Возле украшенной металлическим орнаментом двери не было звонка. Штольц невольно улыбнулся, вспомнив, как удивился этому в первый раз, со знанием дела подцепил небольшое кольцо, свисавшее как раз на уровне пояса посередине двери, и отпустил. Дверной молоток – так это, кажется, называлось? – издал чистый металлический звук, не стук, не звон, что-то среднее. Штольц задержал дыхание. В квартире было тихо, музыка не играла, но дверь вполне могли и не открыть.

Штольц уже испустил разочарованный вздох и собирался на всякий случай стукнуть еще раз, но за дверью наконец послышался звук шагов, звякнул замок, и она открылась.
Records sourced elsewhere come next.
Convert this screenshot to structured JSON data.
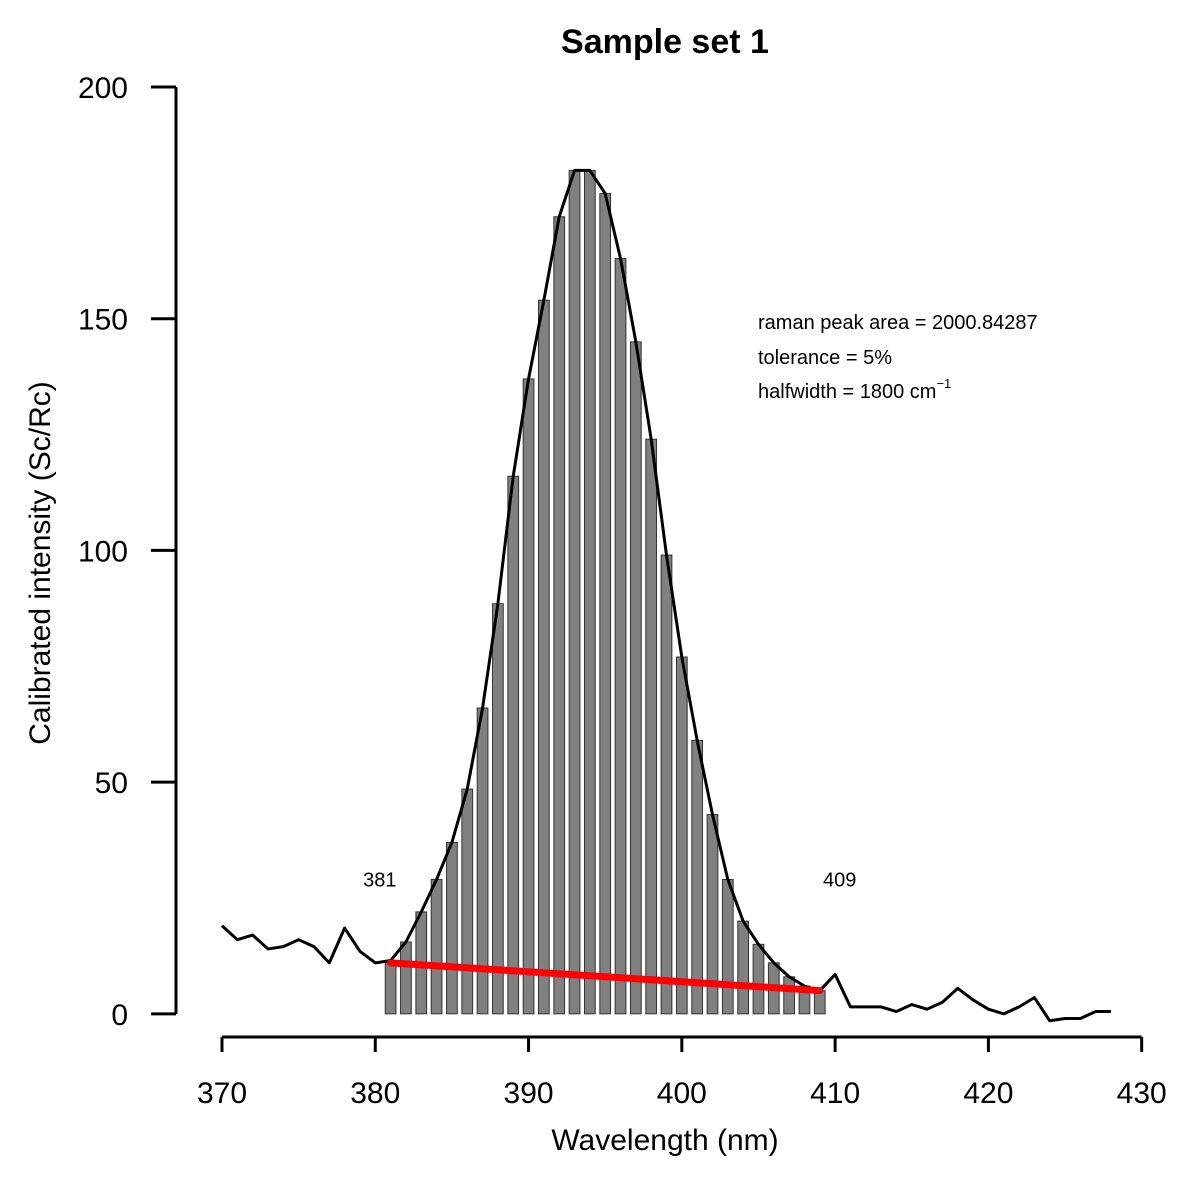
{
  "chart_data": {
    "type": "bar",
    "title": "Sample set 1",
    "xlabel": "Wavelength (nm)",
    "ylabel": "Calibrated intensity (Sc/Rc)",
    "xlim": [
      367,
      431
    ],
    "ylim": [
      -5,
      200
    ],
    "xticks": [
      370,
      380,
      390,
      400,
      410,
      420,
      430
    ],
    "yticks": [
      0,
      50,
      100,
      150,
      200
    ],
    "grid": false,
    "bars": {
      "x": [
        381,
        382,
        383,
        384,
        385,
        386,
        387,
        388,
        389,
        390,
        391,
        392,
        393,
        394,
        395,
        396,
        397,
        398,
        399,
        400,
        401,
        402,
        403,
        404,
        405,
        406,
        407,
        408,
        409
      ],
      "values": [
        11,
        15.5,
        22,
        29,
        37,
        48.5,
        66,
        88.5,
        116,
        137,
        154,
        172,
        182,
        182,
        177,
        163,
        145,
        124,
        99,
        77,
        59,
        43,
        29,
        20,
        15,
        11,
        8,
        6,
        5
      ],
      "color": "#808080"
    },
    "spectrum": {
      "x": [
        370,
        371,
        372,
        373,
        374,
        375,
        376,
        377,
        378,
        379,
        380,
        381,
        382,
        383,
        384,
        385,
        386,
        387,
        388,
        389,
        390,
        391,
        392,
        393,
        394,
        395,
        396,
        397,
        398,
        399,
        400,
        401,
        402,
        403,
        404,
        405,
        406,
        407,
        408,
        409,
        410,
        411,
        412,
        413,
        414,
        415,
        416,
        417,
        418,
        419,
        420,
        421,
        422,
        423,
        424,
        425,
        426,
        427,
        428
      ],
      "y": [
        19,
        16,
        17,
        14,
        14.5,
        16,
        14.5,
        11,
        18.5,
        13.5,
        11,
        11.5,
        15.5,
        22,
        29,
        37,
        48.5,
        66,
        88.5,
        116,
        137,
        154,
        172,
        182,
        182,
        177,
        163,
        145,
        124,
        99,
        77,
        59,
        43,
        29,
        20,
        15,
        11,
        8,
        6,
        5,
        8.5,
        1.5,
        1.5,
        1.5,
        0.5,
        2,
        1,
        2.5,
        5.5,
        3,
        1,
        0,
        1.5,
        3.5,
        -1.5,
        -1,
        -1,
        0.5,
        0.5
      ],
      "color": "#000000"
    },
    "baseline": {
      "x": [
        381,
        409
      ],
      "y": [
        11,
        5
      ],
      "color": "#ff0000"
    },
    "annotations": [
      {
        "text": "381",
        "x": 380.3,
        "y": 29
      },
      {
        "text": "409",
        "x": 410.3,
        "y": 29
      }
    ],
    "info": {
      "line1": "raman peak area = 2000.84287",
      "line2": "tolerance = 5%",
      "line3_main": "halfwidth = 1800 cm",
      "line3_sup": "−1"
    }
  }
}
Мужчине, стоявшему за ней, было 29 лет, он был высок и хорошо сложен, смуглое лицо с тонкими чертами обрамляли лаково-черные кудри. Штольц подметил, что подбородок и щеки Павла покрывает двухдневная щетина, а бархатные карие глаза горят лихорадочным огнем.

– Олдо, – хрипловатым голосом приветствовал его композитор. – Я написал шедевр!

 

 

Штольц резко встал и отошел к окну, выходящему на запущенный до неприличия сад. В глазах выступило столько влаги, что она грозила излиться слезами.

– Ты прав, – прошептал Штольц. – Это действительно шедевр. Лет пятьсот назад тебя бы сожгли на костре. Потому что это что-то страшное, Павле. Но… Боже мой, что тебя подвигло?

– Это я, собственно, не сейчас… – пробормотал Павел, отодвигая рояльный табурет от инструмента и решительно закрывая клавиатуру крышкой. – Это возникло еще во время войны. Там… в общем, был повод. А теперь доработал.

– Umsonst. «Тщетно». Ты думаешь дать ей немецкое название? Может, лучше по-нашему?

– Marně? Не звучит. Нет уж, она родилась во время войны, пусть будут определенные ассоциации. Я еще для себя называю ее Сумеречной мелодией, но это было бы слишком банально…

Штольц взял с рояля мятый лист, покрытый нацарапанным вкривь и вкось нотным текстом и такими же сбивчивыми, летящими строками слов.